PARATY, RJ (FOLHAPRESS) – Quem pensou que assistiria a um debate comum na mesa de encerramento da Flip, a Festa Literária Internacional de Paraty, neste domingo (3), se enganou. Os poetas Sérgio Vaz e Luís Perequê transformaram o palco principal do evento em um sarau matutino, em que falas misturaram versos, música e os aplausos da plateia deram tom de manifestação artística.

O público, acomodado em cadeiras da tenda principal, se envolveu com o tom altivo do paulista e a voz branda do paratiense ao recitarem sua literatura. “É assustador o conhecimento que está contido na chamada periferia”, disse Perequê, ecoando uma percepção compartilhada entre os dois.

A mesa que encerrou a 23ª edição do evento foi batizada de “Zé Kleber: Espalhar Poesia”, em homenagem ao poeta e músico paratiense, influência dos autores participantes do debate. Além das manifestações artísticas, Vaz e Perequê, mediados pela autora Juliana Borges, destacaram o papel social da leitura para grupos minorizados e em situação de vulnerabilidade, como jovens periféricos e caiçaras.

Traduzir a realidade desta população é, portanto, tarefa compartilhada entre os dois. “A poesia está em todas as coisas, embaixo das pontes, nos salões, no campo, no MST, em palanques políticos. E a gente chega ali para arrancar real esse lugar, para traduzir, vamos dizer assim, para as pessoas”, disse Perequê. “Então entendi muito cedo que a minha função maior era cantar ao meu lugar e sabia dos limites que o mercado impõe para esse tipo de trabalho que eu estava fazendo.”

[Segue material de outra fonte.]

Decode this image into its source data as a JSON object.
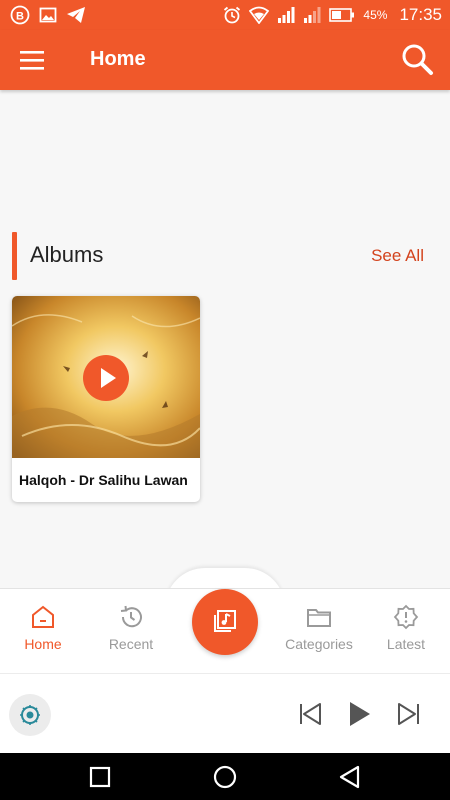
{
  "status_bar": {
    "battery": "45%",
    "time": "17:35",
    "left_icons": [
      "b-badge-icon",
      "image-icon",
      "telegram-icon"
    ],
    "right_icons": [
      "alarm-icon",
      "wifi-icon",
      "signal-icon",
      "signal-icon",
      "battery-icon"
    ]
  },
  "app_bar": {
    "title": "Home",
    "color": "#f0582a"
  },
  "albums_section": {
    "title": "Albums",
    "see_all": "See All",
    "items": [
      {
        "title": "Halqoh - Dr Salihu Lawan"
      }
    ]
  },
  "bottom_nav": {
    "items": [
      {
        "label": "Home",
        "icon": "home-icon",
        "active": true
      },
      {
        "label": "Recent",
        "icon": "history-icon",
        "active": false
      },
      {
        "label": "Categories",
        "icon": "folder-icon",
        "active": false
      },
      {
        "label": "Latest",
        "icon": "badge-alert-icon",
        "active": false
      }
    ],
    "center_button_icon": "music-library-icon"
  },
  "player": {
    "controls": [
      "skip-previous-icon",
      "play-icon",
      "skip-next-icon"
    ]
  },
  "system_nav": [
    "square-icon",
    "circle-icon",
    "triangle-back-icon"
  ]
}
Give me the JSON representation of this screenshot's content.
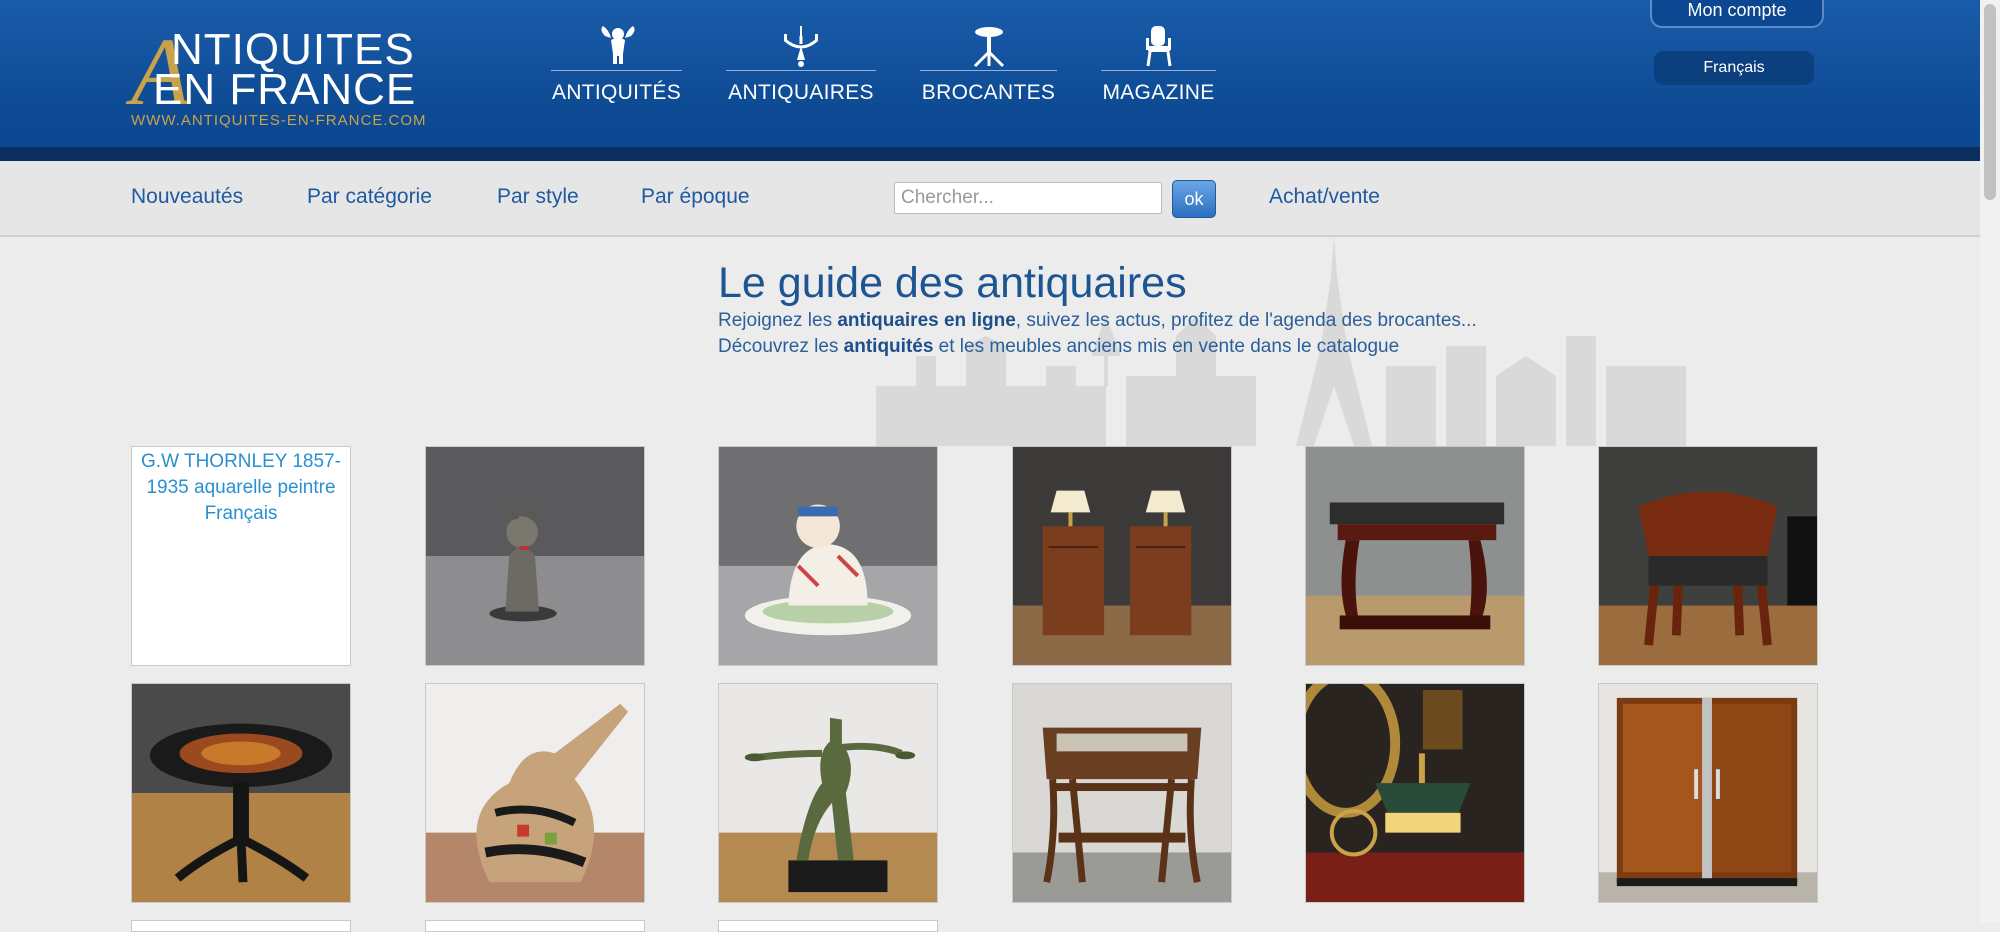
{
  "header": {
    "logo": {
      "letter": "A",
      "line1": "NTIQUITES",
      "line2": "EN FRANCE",
      "url": "WWW.ANTIQUITES-EN-FRANCE.COM"
    },
    "nav": [
      {
        "label": "ANTIQUITÉS",
        "icon": "cherub-icon"
      },
      {
        "label": "ANTIQUAIRES",
        "icon": "chandelier-icon"
      },
      {
        "label": "BROCANTES",
        "icon": "gueridon-table-icon"
      },
      {
        "label": "MAGAZINE",
        "icon": "armchair-icon"
      }
    ],
    "account_label": "Mon compte",
    "language": "Français"
  },
  "subnav": {
    "links": [
      "Nouveautés",
      "Par catégorie",
      "Par style",
      "Par époque"
    ],
    "search_placeholder": "Chercher...",
    "search_button": "ok",
    "buy_sell": "Achat/vente"
  },
  "guide": {
    "title": "Le guide des antiquaires",
    "line1_pre": "Rejoignez les ",
    "line1_bold": "antiquaires en ligne",
    "line1_post": ", suivez les actus, profitez de l'agenda des brocantes...",
    "line2_pre": "Découvrez les ",
    "line2_bold": "antiquités",
    "line2_post": " et les meubles anciens mis en vente dans le catalogue"
  },
  "products": [
    {
      "alt": "G.W THORNLEY 1857-1935 aquarelle peintre Français",
      "image": "broken-image"
    },
    {
      "image": "dog-figurine"
    },
    {
      "image": "porcelain-child-figure"
    },
    {
      "image": "pair-bedside-tables-lamps"
    },
    {
      "image": "marble-top-console"
    },
    {
      "image": "mahogany-armchair"
    },
    {
      "image": "tripod-pedestal-table"
    },
    {
      "image": "decorated-ceramic-pitcher"
    },
    {
      "image": "art-deco-bronze-dancer"
    },
    {
      "image": "marble-top-side-table"
    },
    {
      "image": "bouillotte-lamp-scene"
    },
    {
      "image": "burl-wood-cabinet"
    }
  ],
  "colors": {
    "header_blue": "#0f4c96",
    "link_blue": "#1f5aa0",
    "logo_gold": "#c9a24a"
  }
}
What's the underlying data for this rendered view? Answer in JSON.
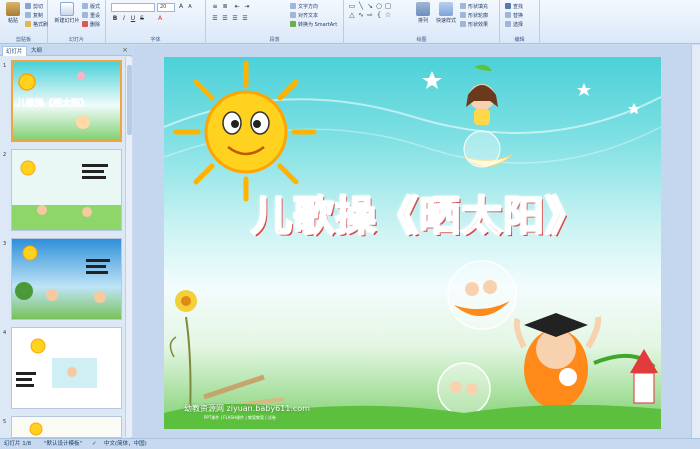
{
  "ribbon": {
    "groups": {
      "clipboard": "剪贴板",
      "slides": "幻灯片",
      "font": "字体",
      "paragraph": "段落",
      "drawing": "绘图",
      "editing": "编辑"
    },
    "clipboard": {
      "paste": "粘贴",
      "cut": "剪切",
      "copy": "复制",
      "format_painter": "格式刷"
    },
    "slides": {
      "new_slide": "新建幻灯片",
      "layout": "版式",
      "reset": "重设",
      "delete": "删除"
    },
    "font": {
      "font_name": "",
      "font_size": "20"
    },
    "paragraph": {
      "text_direction": "文字方向",
      "align_text": "对齐文本",
      "convert_smartart": "转换为 SmartArt"
    },
    "drawing": {
      "arrange": "排列",
      "quick_styles": "快速样式",
      "shape_fill": "形状填充",
      "shape_outline": "形状轮廓",
      "shape_effects": "形状效果"
    },
    "editing": {
      "find": "查找",
      "replace": "替换",
      "select": "选择"
    }
  },
  "left_pane": {
    "tab_slides": "幻灯片",
    "tab_outline": "大纲",
    "close": "×",
    "thumbnails": [
      {
        "number": "1",
        "caption": "儿歌操《晒太阳》"
      },
      {
        "number": "2",
        "caption": ""
      },
      {
        "number": "3",
        "caption": ""
      },
      {
        "number": "4",
        "caption": ""
      },
      {
        "number": "5",
        "caption": ""
      }
    ]
  },
  "slide": {
    "title": "儿歌操《晒太阳》",
    "watermark": "幼教资源网 ziyuan.baby611.com",
    "watermark_sub": "PPT课件 | FLASH课件 | 教案教案 | 试卷"
  },
  "status": {
    "slide_info": "幻灯片 1/8",
    "theme": "\"默认设计模板\"",
    "language": "中文(简体，中国)"
  },
  "colors": {
    "title_red": "#ef2a2a",
    "selection_orange": "#f0a640",
    "ribbon_blue": "#dbe8f8"
  }
}
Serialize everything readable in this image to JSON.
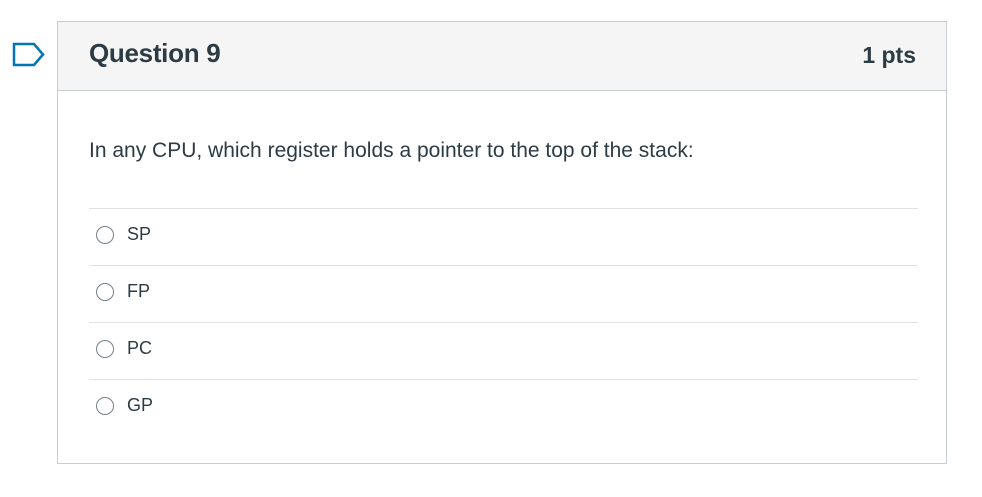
{
  "question": {
    "title": "Question 9",
    "points": "1 pts",
    "text": "In any CPU, which register holds a pointer to the top of the stack:",
    "flag_icon": "flag-icon",
    "answers": [
      {
        "label": "SP",
        "selected": false
      },
      {
        "label": "FP",
        "selected": false
      },
      {
        "label": "PC",
        "selected": false
      },
      {
        "label": "GP",
        "selected": false
      }
    ]
  },
  "colors": {
    "flag_blue": "#0374b5",
    "header_bg": "#f5f5f5",
    "border": "#c7cdd1",
    "text": "#2d3b45"
  }
}
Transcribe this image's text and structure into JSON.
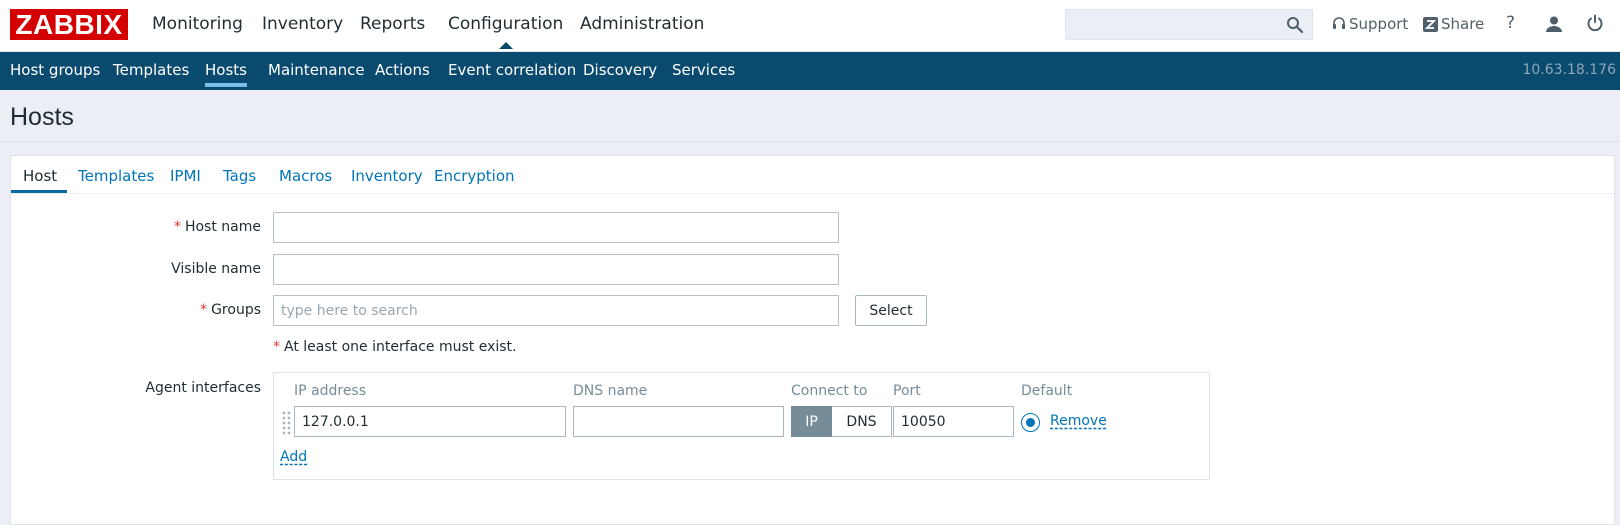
{
  "app": {
    "logo_text": "ZABBIX",
    "brand_color": "#d40000",
    "accent_color": "#0b4a6f"
  },
  "main_menu": [
    {
      "label": "Monitoring"
    },
    {
      "label": "Inventory"
    },
    {
      "label": "Reports"
    },
    {
      "label": "Configuration",
      "active": true
    },
    {
      "label": "Administration"
    }
  ],
  "search": {
    "value": "",
    "placeholder": "",
    "icon": "search-icon"
  },
  "top_links": {
    "support": {
      "label": "Support",
      "icon": "headset-icon"
    },
    "share": {
      "label": "Share",
      "icon": "zabbix-share-icon"
    },
    "help": {
      "label": "?",
      "icon": "help-icon"
    },
    "profile": {
      "icon": "user-icon"
    },
    "signout": {
      "icon": "power-icon"
    }
  },
  "sub_menu": [
    {
      "label": "Host groups"
    },
    {
      "label": "Templates"
    },
    {
      "label": "Hosts",
      "active": true
    },
    {
      "label": "Maintenance"
    },
    {
      "label": "Actions"
    },
    {
      "label": "Event correlation"
    },
    {
      "label": "Discovery"
    },
    {
      "label": "Services"
    }
  ],
  "server_ip": "10.63.18.176",
  "page": {
    "title": "Hosts"
  },
  "tabs": [
    {
      "label": "Host",
      "active": true
    },
    {
      "label": "Templates"
    },
    {
      "label": "IPMI"
    },
    {
      "label": "Tags"
    },
    {
      "label": "Macros"
    },
    {
      "label": "Inventory"
    },
    {
      "label": "Encryption"
    }
  ],
  "form": {
    "required_mark": "*",
    "host_name": {
      "label": "Host name",
      "value": ""
    },
    "visible_name": {
      "label": "Visible name",
      "value": ""
    },
    "groups": {
      "label": "Groups",
      "placeholder": "type here to search",
      "select_label": "Select"
    },
    "interface_note": "At least one interface must exist.",
    "agent_interfaces": {
      "label": "Agent interfaces",
      "columns": {
        "ip": "IP address",
        "dns": "DNS name",
        "connect": "Connect to",
        "port": "Port",
        "default": "Default"
      },
      "row": {
        "ip": "127.0.0.1",
        "dns": "",
        "connect_ip": "IP",
        "connect_dns": "DNS",
        "connect_selected": "IP",
        "port": "10050",
        "default_selected": true,
        "remove_label": "Remove"
      },
      "add_label": "Add"
    }
  }
}
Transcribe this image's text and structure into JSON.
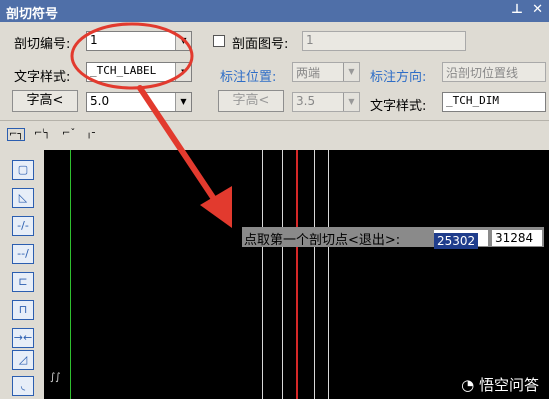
{
  "window": {
    "title": "剖切符号",
    "pin_icon": "pin-icon",
    "close_icon": "close-icon"
  },
  "row1": {
    "number_label": "剖切编号:",
    "number_value": "1",
    "section_checkbox_label": "剖面图号:",
    "section_value": "1"
  },
  "row2": {
    "text_style_label": "文字样式:",
    "text_style_value": "_TCH_LABEL",
    "position_label": "标注位置:",
    "position_value": "两端",
    "direction_label": "标注方向:",
    "direction_value": "沿剖切位置线"
  },
  "row3": {
    "char_height_button": "字高<",
    "char_height_value": "5.0",
    "char_height_button2": "字高<",
    "char_height_value2": "3.5",
    "text_style_label2": "文字样式:",
    "text_style_value2": "_TCH_DIM"
  },
  "prompt": {
    "text": "点取第一个剖切点<退出>:",
    "x_value": "25302",
    "y_value": "31284"
  },
  "watermark": "悟空问答",
  "colors": {
    "title_bg": "#4f6fa8",
    "panel_bg": "#dedbd3",
    "annotation_red": "#e23a2e",
    "blue_label": "#2f6ec7"
  }
}
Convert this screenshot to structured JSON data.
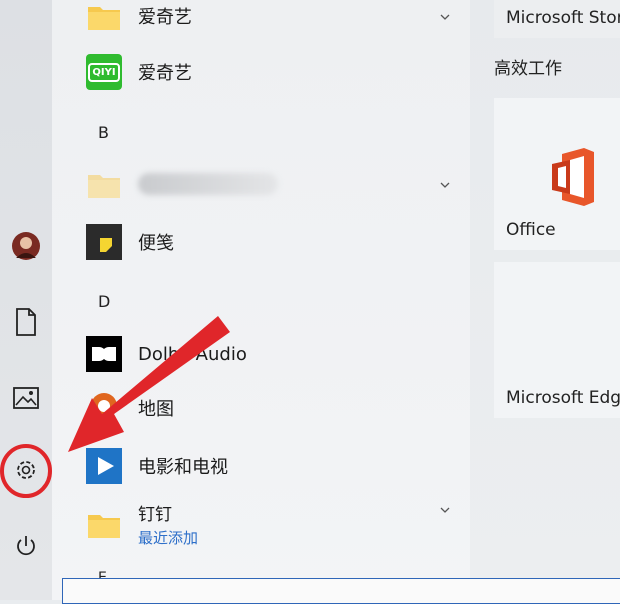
{
  "app_list": {
    "top_folder": {
      "label": "爱奇艺"
    },
    "iqiyi_app": {
      "label": "爱奇艺",
      "logo_text": "QIYI"
    },
    "letter_b": "B",
    "letter_d": "D",
    "sticky_notes": {
      "label": "便笺"
    },
    "dolby_audio": {
      "label": "Dolby Audio"
    },
    "maps": {
      "label": "地图"
    },
    "movies_tv": {
      "label": "电影和电视"
    },
    "dingtalk_folder": {
      "label": "钉钉",
      "sub_label": "最近添加"
    },
    "letter_e": "E"
  },
  "tiles": {
    "store_label": "Microsoft Store",
    "group_title": "高效工作",
    "office_label": "Office",
    "edge_label": "Microsoft Edge"
  },
  "rail": {
    "items": [
      "user-avatar",
      "documents",
      "pictures",
      "settings",
      "power"
    ]
  },
  "colors": {
    "annotation_red": "#e0262a",
    "accent_blue": "#2d6fc9",
    "office_orange": "#e8562a"
  }
}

Além de poetas, eles têm outro ponto em comum: os versos que escreveram no início de suas carreiras, falando sobre a destruição de povos originários, o racismo e os privilégios da elite brasileira, dialogam com a obra mais recente.

No início da década de 1990, Perequê escreveu poemas para denunciar invasões de comunidades tradicionais de Paraty e da especulação imobiliária que assombrava a cidade histórica. No debate, mais de 30 anos depois, falou da insatisfação com o leilão de 32 lotes de terra em áreas ocupadas pelas famílias.

“Trilha, trabalho, rena de orvalho, tramam tratores, novas estradas”, recitou ele os versos da criação que acredita ser de 1993. “E a cultura é esmagada, como se deu tantas vezes.”

Ao mesmo tempo, a poesia de Vaz permanece denunciando a falta de acesso de jovens periféricos a oportunidades, além de abordar racismo e violência. Em “Subindo a Ladeira Mora a Noite”, uma edição independente lançada na década de 1990, o poeta do Capão Redondo já trazia em seus versos questões que ainda fazem parte do cotidiano das favelas e periferias.

Hoje atua no projeto “Poesia Contra a Violência”, que visa levar a criação poética às escolas públicas como incentivo à cidadania. “Trazer, falar para essas pessoas, aquilo que ela não pode falar”, disse Vaz, referindo-se à população leitora de suas obras. “De alguma forma, aquilo que ele não sabe explicar, está dito ali. Ele não teria tempo, como eu, que sou o cara vagabundo que não trabalha, para pensar numa coisa complexa e eu vou simplificar para ele.”